Literary heritage is worth saving
Published 12:00 pm Tuesday, December 8, 2015
Regarding Ole Miss’ plans to demolish the outbuilding where William Faulkner wrote “As I Lay Dying”:
It is sad that great literature counts for so little in the Age of the Selfie. Literature majors are being replaced by American Studies majors where the evolution of Mickey Mouse and the importance of Cola Wars trump the reading Joyce, Dostoevsky, Proust.
Some still celebrate literature. People go to the grave of Kafka, the estate of Tolstoy, and celebrate Bloomsday in Dublin, Ireland. One of my best days was attending a “little” Bloomsday held in Dublin, New Hampshire. Splendid stuff this.
Even in the United States, there remains interest in literary tourism. Cannery Row in Monterey, California, draws crowds wanting to experience what John Steinbeck felt when he wrote the novel. The House of Seven Gables stands in Salem, Massachusetts, a tribute to Nathaniel Hawthorne. The asylum where Ken Kesey placed “One Flew Over the Cuckoo’s Nest” is a proper museum.
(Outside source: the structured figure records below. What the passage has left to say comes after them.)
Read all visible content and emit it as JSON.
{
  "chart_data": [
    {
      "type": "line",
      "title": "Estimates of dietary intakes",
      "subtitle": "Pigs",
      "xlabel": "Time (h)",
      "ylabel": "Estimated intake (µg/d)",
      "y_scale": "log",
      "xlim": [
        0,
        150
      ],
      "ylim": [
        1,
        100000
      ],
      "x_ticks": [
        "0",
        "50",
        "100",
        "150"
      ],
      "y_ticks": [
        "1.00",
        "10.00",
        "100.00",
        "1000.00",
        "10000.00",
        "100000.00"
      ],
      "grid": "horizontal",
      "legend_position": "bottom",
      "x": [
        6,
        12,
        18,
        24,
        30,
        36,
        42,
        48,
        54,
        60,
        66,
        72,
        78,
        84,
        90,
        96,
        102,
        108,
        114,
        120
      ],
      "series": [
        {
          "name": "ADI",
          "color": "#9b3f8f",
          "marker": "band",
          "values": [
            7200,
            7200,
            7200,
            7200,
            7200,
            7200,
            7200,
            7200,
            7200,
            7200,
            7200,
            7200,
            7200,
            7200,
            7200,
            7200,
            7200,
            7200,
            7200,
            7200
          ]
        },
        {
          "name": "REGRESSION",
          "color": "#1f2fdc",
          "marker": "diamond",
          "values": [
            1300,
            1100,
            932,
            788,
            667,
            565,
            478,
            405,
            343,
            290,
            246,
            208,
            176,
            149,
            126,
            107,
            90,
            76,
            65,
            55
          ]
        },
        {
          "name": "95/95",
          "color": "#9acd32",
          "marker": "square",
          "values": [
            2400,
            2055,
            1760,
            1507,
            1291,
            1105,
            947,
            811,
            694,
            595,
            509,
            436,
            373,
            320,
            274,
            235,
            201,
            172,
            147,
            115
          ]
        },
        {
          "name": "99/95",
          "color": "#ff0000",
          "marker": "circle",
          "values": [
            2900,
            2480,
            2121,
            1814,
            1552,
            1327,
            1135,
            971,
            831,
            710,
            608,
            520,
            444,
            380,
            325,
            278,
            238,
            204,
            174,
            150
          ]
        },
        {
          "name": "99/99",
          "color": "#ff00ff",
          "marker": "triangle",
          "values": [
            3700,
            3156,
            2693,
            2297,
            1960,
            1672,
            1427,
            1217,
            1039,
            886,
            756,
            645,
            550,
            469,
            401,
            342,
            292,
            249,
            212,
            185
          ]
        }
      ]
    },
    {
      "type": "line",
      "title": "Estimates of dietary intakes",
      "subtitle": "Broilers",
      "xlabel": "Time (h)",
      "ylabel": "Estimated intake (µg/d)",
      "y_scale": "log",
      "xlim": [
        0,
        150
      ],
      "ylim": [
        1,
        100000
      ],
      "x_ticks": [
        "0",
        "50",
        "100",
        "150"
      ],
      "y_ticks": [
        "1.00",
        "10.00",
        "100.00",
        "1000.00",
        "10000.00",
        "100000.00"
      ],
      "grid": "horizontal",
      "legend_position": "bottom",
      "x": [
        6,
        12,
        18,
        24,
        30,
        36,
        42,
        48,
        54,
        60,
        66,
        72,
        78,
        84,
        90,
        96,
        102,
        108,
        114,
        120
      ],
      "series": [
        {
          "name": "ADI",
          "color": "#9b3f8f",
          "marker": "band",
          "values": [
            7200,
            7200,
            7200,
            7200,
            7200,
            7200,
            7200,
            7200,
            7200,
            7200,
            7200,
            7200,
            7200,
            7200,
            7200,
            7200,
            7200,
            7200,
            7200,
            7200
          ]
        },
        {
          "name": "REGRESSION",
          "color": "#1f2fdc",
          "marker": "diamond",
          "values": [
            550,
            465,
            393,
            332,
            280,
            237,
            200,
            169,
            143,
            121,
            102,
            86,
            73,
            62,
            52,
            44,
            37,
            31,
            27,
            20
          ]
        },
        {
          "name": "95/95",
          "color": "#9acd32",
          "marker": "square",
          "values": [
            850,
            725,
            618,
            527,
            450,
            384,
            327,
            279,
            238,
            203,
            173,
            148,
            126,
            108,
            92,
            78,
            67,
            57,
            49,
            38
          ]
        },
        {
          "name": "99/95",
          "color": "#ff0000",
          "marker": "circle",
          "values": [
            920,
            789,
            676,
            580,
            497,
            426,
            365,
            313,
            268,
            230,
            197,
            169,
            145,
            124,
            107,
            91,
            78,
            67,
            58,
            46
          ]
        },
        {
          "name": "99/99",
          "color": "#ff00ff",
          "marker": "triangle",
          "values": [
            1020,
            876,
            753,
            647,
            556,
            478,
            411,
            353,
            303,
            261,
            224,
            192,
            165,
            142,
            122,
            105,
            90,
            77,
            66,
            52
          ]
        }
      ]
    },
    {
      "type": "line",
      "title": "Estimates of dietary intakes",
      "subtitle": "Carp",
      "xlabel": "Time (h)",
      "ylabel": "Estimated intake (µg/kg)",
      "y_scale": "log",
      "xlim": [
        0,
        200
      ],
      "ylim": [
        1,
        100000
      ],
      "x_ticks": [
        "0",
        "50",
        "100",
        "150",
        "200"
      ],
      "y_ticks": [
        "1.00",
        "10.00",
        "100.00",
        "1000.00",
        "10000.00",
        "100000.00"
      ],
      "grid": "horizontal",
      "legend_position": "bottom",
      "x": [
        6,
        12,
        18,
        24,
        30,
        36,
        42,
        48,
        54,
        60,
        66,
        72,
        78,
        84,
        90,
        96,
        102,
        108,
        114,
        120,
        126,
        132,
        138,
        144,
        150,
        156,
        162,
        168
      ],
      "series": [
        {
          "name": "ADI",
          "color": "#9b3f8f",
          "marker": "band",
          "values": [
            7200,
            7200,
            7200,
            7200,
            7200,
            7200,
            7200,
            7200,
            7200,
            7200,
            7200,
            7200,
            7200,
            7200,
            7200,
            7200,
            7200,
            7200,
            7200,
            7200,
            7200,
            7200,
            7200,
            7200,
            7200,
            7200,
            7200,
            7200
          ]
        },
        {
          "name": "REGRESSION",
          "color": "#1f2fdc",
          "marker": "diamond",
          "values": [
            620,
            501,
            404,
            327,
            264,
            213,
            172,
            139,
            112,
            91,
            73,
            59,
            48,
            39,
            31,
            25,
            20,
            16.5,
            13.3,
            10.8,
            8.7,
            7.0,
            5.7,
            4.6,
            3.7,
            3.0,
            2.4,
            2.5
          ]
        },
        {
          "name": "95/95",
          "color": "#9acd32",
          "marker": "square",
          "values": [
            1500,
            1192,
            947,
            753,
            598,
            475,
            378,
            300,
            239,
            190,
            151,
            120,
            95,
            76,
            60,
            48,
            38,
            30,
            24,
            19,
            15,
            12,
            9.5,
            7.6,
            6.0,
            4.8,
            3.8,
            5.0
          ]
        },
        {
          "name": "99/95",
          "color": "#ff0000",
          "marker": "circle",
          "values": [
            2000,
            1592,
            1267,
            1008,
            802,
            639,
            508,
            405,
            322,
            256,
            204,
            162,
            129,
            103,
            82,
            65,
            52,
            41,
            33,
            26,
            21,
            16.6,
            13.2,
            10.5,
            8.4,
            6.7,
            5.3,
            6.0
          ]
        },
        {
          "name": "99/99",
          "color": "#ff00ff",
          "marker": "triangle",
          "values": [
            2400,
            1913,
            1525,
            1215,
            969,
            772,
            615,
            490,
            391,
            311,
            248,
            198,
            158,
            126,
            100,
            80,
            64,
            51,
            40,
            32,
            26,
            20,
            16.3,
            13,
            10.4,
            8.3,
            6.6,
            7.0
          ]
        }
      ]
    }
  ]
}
So why not Faulkner in Oxford? Why raze the power plant where Faulkner used a wheelbarrow as a desk? Why not inspire future writers, playwrights and new media artists by allowing them in the place where Faulkner toiled?
Others have fought the bleakness that informs our age. Singer/songwriter Don Henley raised the banner to defend Walden Pond from a grotesque development scheme in Concord, Massachusetts. Where is the standard bearer in Mississippi?